CIDOB has a special character amongst international relations think tanks. It was born 40 years ago under the dictatorship of Franco and aimed to open up minds in Barcelona at a time of grim oppression. CIDOB is today a genuine product of civil society activists who, through decades of hard work and with private and public help, managed to build a center for research, publications, and debate about Europe and the world that has become a well established presence, both in the city and in the European foreign policy debates scene. In the four years I have been the director of CIDOB the world and our immediate neighborhood, Europe and North Africa, have changed dramatically, and we have adapted our work to reflect those changes. Issues of democratic quality have become a central concern, in regions of specific interest (North Africa, Eastern Europe, Latin America, Central Asia) and, in particular, in the European Union itself.
Spain has been at the center of much of the recent turmoil in Europe. What everyday changes have you noticed in Barcelona and elsewhere?
The crisis that Spain faces, with a 25 percent unemployment rate and the economy in free fall, is out of proportion with the undeniable problems of competitiveness and good governance that the country needs to address. Society has proved resilient, with the help of the existing welfare state but also through strongly united families. In politics we have not witnessed a noticeable increase in xenophobia, hate discourse, or right-wing populism as seen in many other corners of Europe, but there is deep unease with the political system and the management of the crisis, which runs in at least three directions. One, is the criticism about the unfair distribution of austerity and of the costs of the crisis, which mostly fall on the weakest people, who tend to be young, immigrant, unemployed, and/or poor. This is the subject of much political mobilization, in particular from trade unions and the Left. The second is the dramatic drop in trust for politicians and the thirst for a regeneration of democracy—as expressed by the 15-M movement, internationally known as Indignados. And the third is specific to Catalonia: Support for independence from Spain has surged to unprecedented levels.
When did you first encounter the Open Society Foundations?
My first experience with the Open Society Foundations was in the Balkans and the former Soviet states. The local Open Society foundation was often our first port of call for research, a reliable source of advice and independent analysis about the country and for contacts in the local civil society. Lately, however, I have been mostly exposed to the Open Society Foundations’ work in the European Union, and in particular to the research and debates about the state of European democracy. I even participated directly in a study funded by the Foundations about new forms of protest in Europe or, as we called it, the bubbling up of subterranean politics in Europe.

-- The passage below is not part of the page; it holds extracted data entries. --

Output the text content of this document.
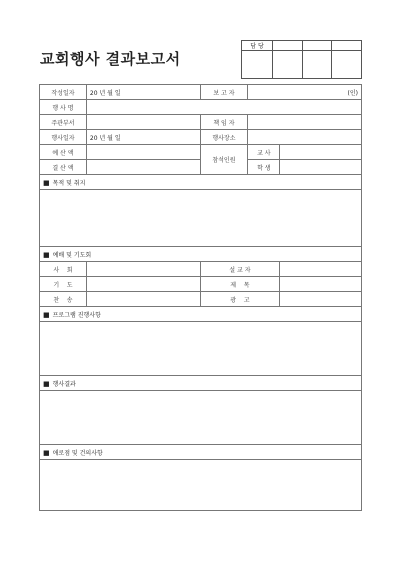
교회행사 결과보고서
담 당			

작성일자	20 년 월 일	보 고 자	(인)	

행 사 명				
주관부서		책 임 자		
행사일자	20 년 월 일	행사장소		
예 산 액		참석인원	교 사	
결 산 액			학 생	
■ 목적 및 취지				

■ 예배 및 기도회				
사    회		설 교 자		
기    도		제    목		
찬    송		광    고		
■ 프로그램 진행사항				

■ 행사결과				

■ 애로점 및 건의사항				
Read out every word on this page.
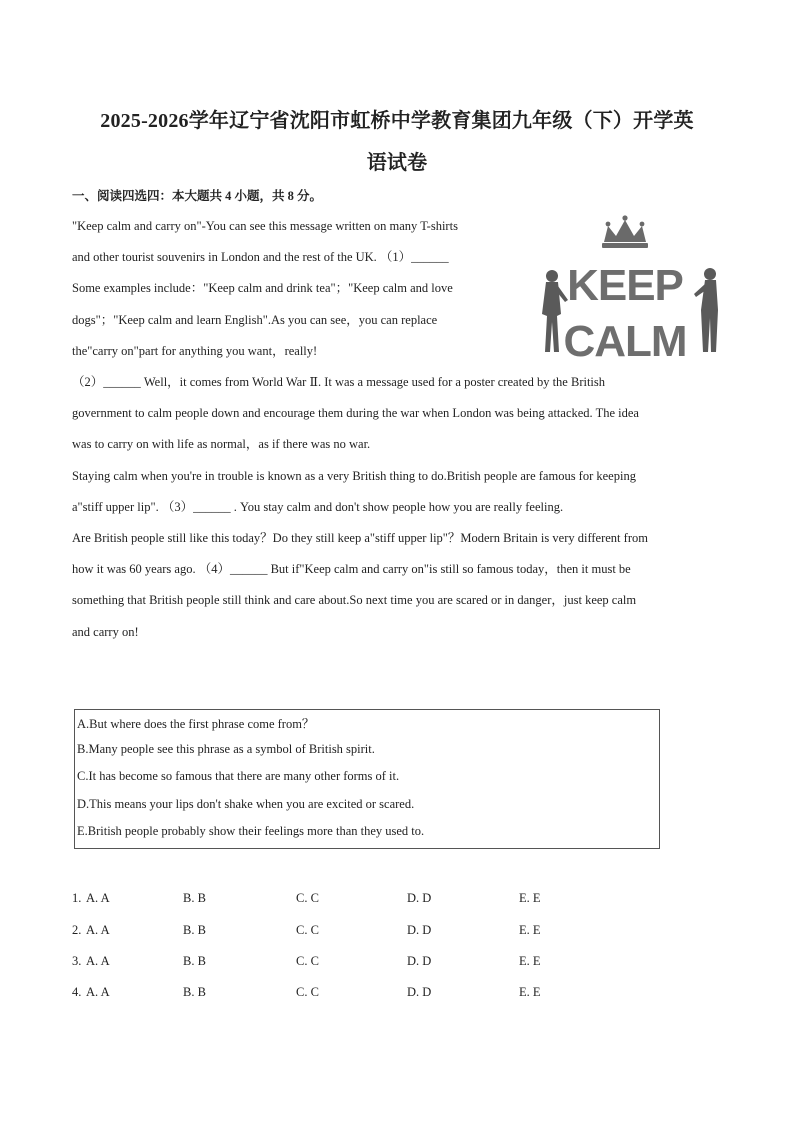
2025-2026学年辽宁省沈阳市虹桥中学教育集团九年级（下）开学英
语试卷
一、阅读四选四：本大题共 4 小题，共 8 分。
"Keep calm and carry on"-You can see this message written on many T-shirts
and other tourist souvenirs in London and the rest of the UK. （1）______
Some examples include："Keep calm and drink tea"；"Keep calm and love
dogs"；"Keep calm and learn English".As you can see，you can replace
the"carry on"part for anything you want，really!
（2）______ Well，it comes from World War Ⅱ. It was a message used for a poster created by the British
government to calm people down and encourage them during the war when London was being attacked. The idea
was to carry on with life as normal，as if there was no war.
Staying calm when you're in trouble is known as a very British thing to do.British people are famous for keeping
a"stiff upper lip". （3）______ . You stay calm and don't show people how you are really feeling.
Are British people still like this today？Do they still keep a"stiff upper lip"？Modern Britain is very different from
how it was 60 years ago. （4）______ But if"Keep calm and carry on"is still so famous today，then it must be
something that British people still think and care about.So next time you are scared or in danger，just keep calm
and carry on!
KEEP
CALM
A.But where does the first phrase come from？
B.Many people see this phrase as a symbol of British spirit.
C.It has become so famous that there are many other forms of it.
D.This means your lips don't shake when you are excited or scared.
E.British people probably show their feelings more than they used to.
1. A. A	B. B	C. C	D. D	E. E
2. A. A	B. B	C. C	D. D	E. E
3. A. A	B. B	C. C	D. D	E. E
4. A. A	B. B	C. C	D. D	E. E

You are from Catalonia and worked for five years for the international affairs department at the Government of Catalonia. Would you call yourself European?

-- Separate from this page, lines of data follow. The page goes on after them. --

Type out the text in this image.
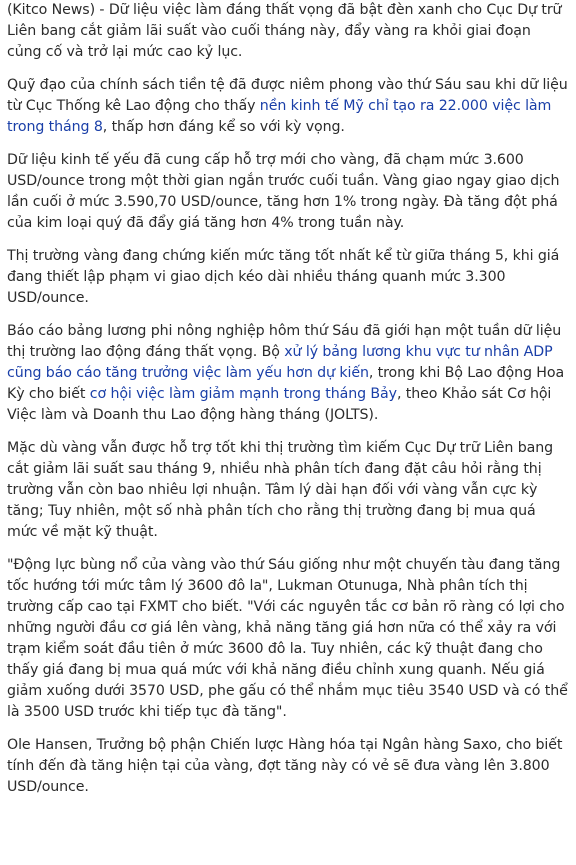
(Kitco News) - Dữ liệu việc làm đáng thất vọng đã bật đèn xanh cho Cục Dự trữ Liên bang cắt giảm lãi suất vào cuối tháng này, đẩy vàng ra khỏi giai đoạn củng cố và trở lại mức cao kỷ lục.

Quỹ đạo của chính sách tiền tệ đã được niêm phong vào thứ Sáu sau khi dữ liệu từ Cục Thống kê Lao động cho thấy nền kinh tế Mỹ chỉ tạo ra 22.000 việc làm trong tháng 8, thấp hơn đáng kể so với kỳ vọng.

Dữ liệu kinh tế yếu đã cung cấp hỗ trợ mới cho vàng, đã chạm mức 3.600 USD/ounce trong một thời gian ngắn trước cuối tuần. Vàng giao ngay giao dịch lần cuối ở mức 3.590,70 USD/ounce, tăng hơn 1% trong ngày. Đà tăng đột phá của kim loại quý đã đẩy giá tăng hơn 4% trong tuần này.

Thị trường vàng đang chứng kiến mức tăng tốt nhất kể từ giữa tháng 5, khi giá đang thiết lập phạm vi giao dịch kéo dài nhiều tháng quanh mức 3.300 USD/ounce.

Báo cáo bảng lương phi nông nghiệp hôm thứ Sáu đã giới hạn một tuần dữ liệu thị trường lao động đáng thất vọng. Bộ xử lý bảng lương khu vực tư nhân ADP cũng báo cáo tăng trưởng việc làm yếu hơn dự kiến, trong khi Bộ Lao động Hoa Kỳ cho biết cơ hội việc làm giảm mạnh trong tháng Bảy, theo Khảo sát Cơ hội Việc làm và Doanh thu Lao động hàng tháng (JOLTS).

Mặc dù vàng vẫn được hỗ trợ tốt khi thị trường tìm kiếm Cục Dự trữ Liên bang cắt giảm lãi suất sau tháng 9, nhiều nhà phân tích đang đặt câu hỏi rằng thị trường vẫn còn bao nhiêu lợi nhuận. Tâm lý dài hạn đối với vàng vẫn cực kỳ tăng; Tuy nhiên, một số nhà phân tích cho rằng thị trường đang bị mua quá mức về mặt kỹ thuật.

"Động lực bùng nổ của vàng vào thứ Sáu giống như một chuyến tàu đang tăng tốc hướng tới mức tâm lý 3600 đô la", Lukman Otunuga, Nhà phân tích thị trường cấp cao tại FXMT cho biết. "Với các nguyên tắc cơ bản rõ ràng có lợi cho những người đầu cơ giá lên vàng, khả năng tăng giá hơn nữa có thể xảy ra với trạm kiểm soát đầu tiên ở mức 3600 đô la. Tuy nhiên, các kỹ thuật đang cho thấy giá đang bị mua quá mức với khả năng điều chỉnh xung quanh. Nếu giá giảm xuống dưới 3570 USD, phe gấu có thể nhắm mục tiêu 3540 USD và có thể là 3500 USD trước khi tiếp tục đà tăng".

Ole Hansen, Trưởng bộ phận Chiến lược Hàng hóa tại Ngân hàng Saxo, cho biết tính đến đà tăng hiện tại của vàng, đợt tăng này có vẻ sẽ đưa vàng lên 3.800 USD/ounce.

Yes, I feel European, as do an overwhelming majority of Catalans. There is no contradiction between feeling Catalan and European; in most cases, there is not even a perceived contradiction between feeling Catalan and Spanish either, as a large majority of Catalans feel that they have some combination of both identities. I feel comfortable with overlapping, hybrid, mixed, and even contradictory constellations of identities (individual or collective, national or religious, gender or ethnic, permanent or temporary), for myself and for others, and I sense they are slowly becoming the norm rather than the exception. European is one additional identity in that rich mix.

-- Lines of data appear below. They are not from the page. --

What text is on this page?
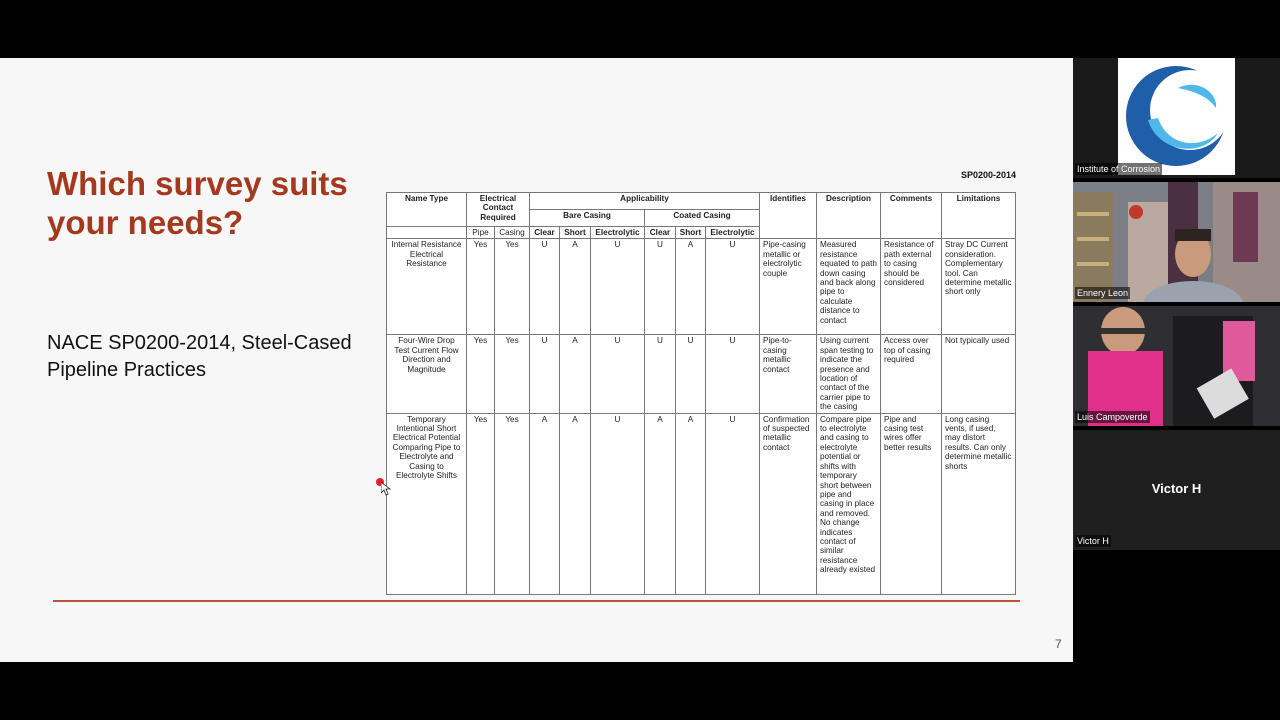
Which survey suits your needs?
NACE SP0200-2014, Steel-Cased Pipeline Practices
SP0200-2014
Name Type	Electrical Contact Required		Applicability						Identifies	Description	Comments	Limitations
			Bare Casing			Coated Casing						
	Pipe	Casing	Clear	Short	Electrolytic	Clear	Short	Electrolytic				
Internal Resistance Electrical Resistance	Yes	Yes	U	A	U	U	A	U	Pipe-casing metallic or electrolytic couple	Measured resistance equated to path down casing and back along pipe to calculate distance to contact	Resistance of path external to casing should be considered	Stray DC Current consideration. Complementary tool. Can determine metallic short only
Four-Wire Drop Test Current Flow Direction and Magnitude	Yes	Yes	U	A	U	U	U	U	Pipe-to-casing metallic contact	Using current span testing to indicate the presence and location of contact of the carrier pipe to the casing	Access over top of casing required	Not typically used
Temporary Intentional Short Electrical Potential Comparing Pipe to Electrolyte and Casing to Electrolyte Shifts	Yes	Yes	A	A	U	A	A	U	Confirmation of suspected metallic contact	Compare pipe to electrolyte and casing to electrolyte potential or shifts with temporary short between pipe and casing in place and removed. No change indicates contact of similar resistance already existed	Pipe and casing test wires offer better results	Long casing vents, if used, may distort results. Can only determine metallic shorts
7
Institute of Corrosion
Ennery Leon
Luis Campoverde
Victor H
Victor H
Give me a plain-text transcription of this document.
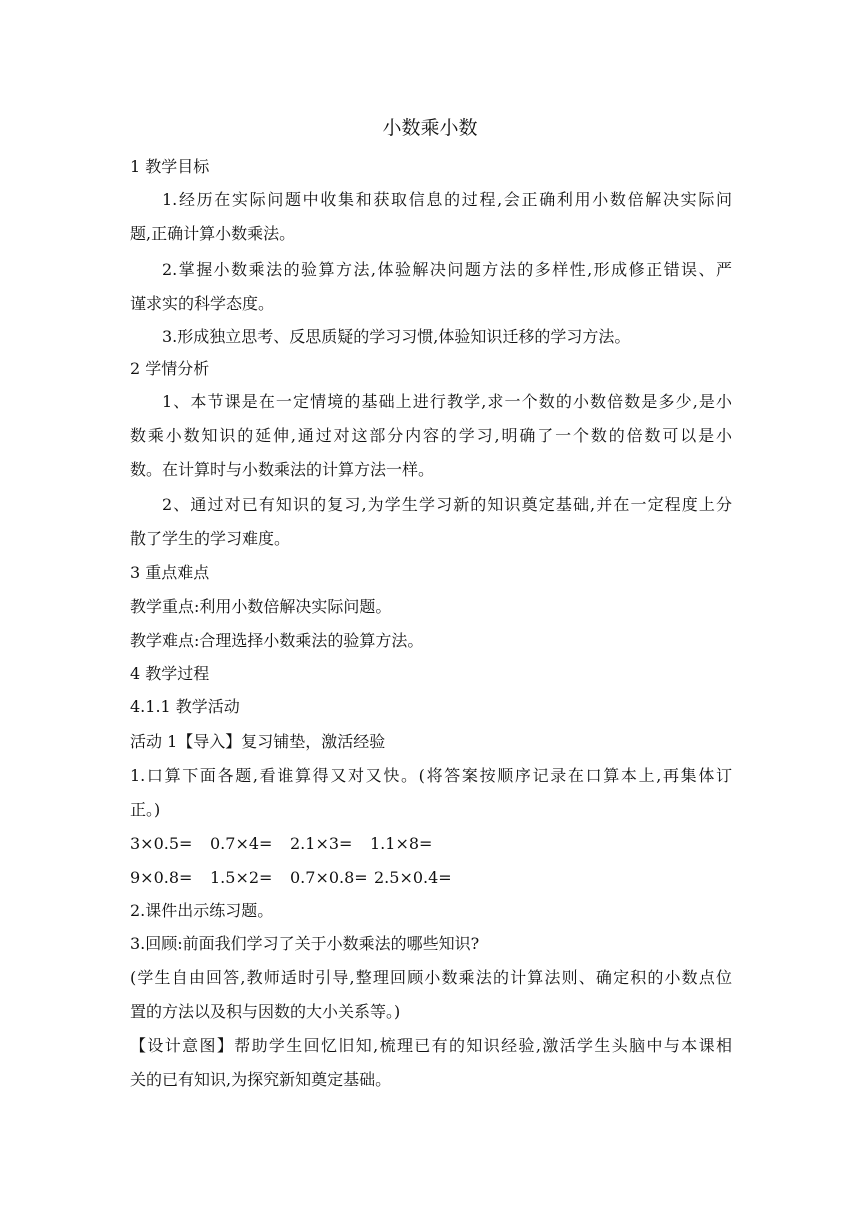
小数乘小数
1 教学目标
1.经历在实际问题中收集和获取信息的过程,会正确利用小数倍解决实际问
题,正确计算小数乘法。
2.掌握小数乘法的验算方法,体验解决问题方法的多样性,形成修正错误、严
谨求实的科学态度。
3.形成独立思考、反思质疑的学习习惯,体验知识迁移的学习方法。
2 学情分析
1、本节课是在一定情境的基础上进行教学,求一个数的小数倍数是多少,是小
数乘小数知识的延伸,通过对这部分内容的学习,明确了一个数的倍数可以是小
数。在计算时与小数乘法的计算方法一样。
2、通过对已有知识的复习,为学生学习新的知识奠定基础,并在一定程度上分
散了学生的学习难度。
3 重点难点
教学重点:利用小数倍解决实际问题。
教学难点:合理选择小数乘法的验算方法。
4 教学过程
4.1.1 教学活动
活动 1【导入】复习铺垫，激活经验
1.口算下面各题,看谁算得又对又快。(将答案按顺序记录在口算本上,再集体订
正。)
3×0.5=	0.7×4=	2.1×3=	1.1×8=
9×0.8=	1.5×2=	0.7×0.8= 2.5×0.4=
2.课件出示练习题。
3.回顾:前面我们学习了关于小数乘法的哪些知识?
(学生自由回答,教师适时引导,整理回顾小数乘法的计算法则、确定积的小数点位
置的方法以及积与因数的大小关系等。)
【设计意图】帮助学生回忆旧知,梳理已有的知识经验,激活学生头脑中与本课相
关的已有知识,为探究新知奠定基础。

You are a Twitter enthusiast (@jordivaquer) and also contribute to El País. What role do you think media and social media can play in the debate on Europe’s future?
Media and social media can play almost any role in the debate on Europe’s future. Twitter is a great resource for alternative information, but it is also a place where nuance is often sacrificed to the 140-characters rule, with disastrous simplifications of complex policy issues. Facebook is a fantastic tool for civil society mobilization, but it has also become an effective channel for xenophobic populism. Traditional media are an indispensable layer of democratic political debate, but they can be captured by political and economic interest to stifle alternative discourses. I see all sorts of media as a space up for grabs for those with enthusiasm and ideas, not just for those with power and money. In traditional and new media I feel that we already have the prime material to build a meaningful European debate that transcends the narrow bounds of nation-states.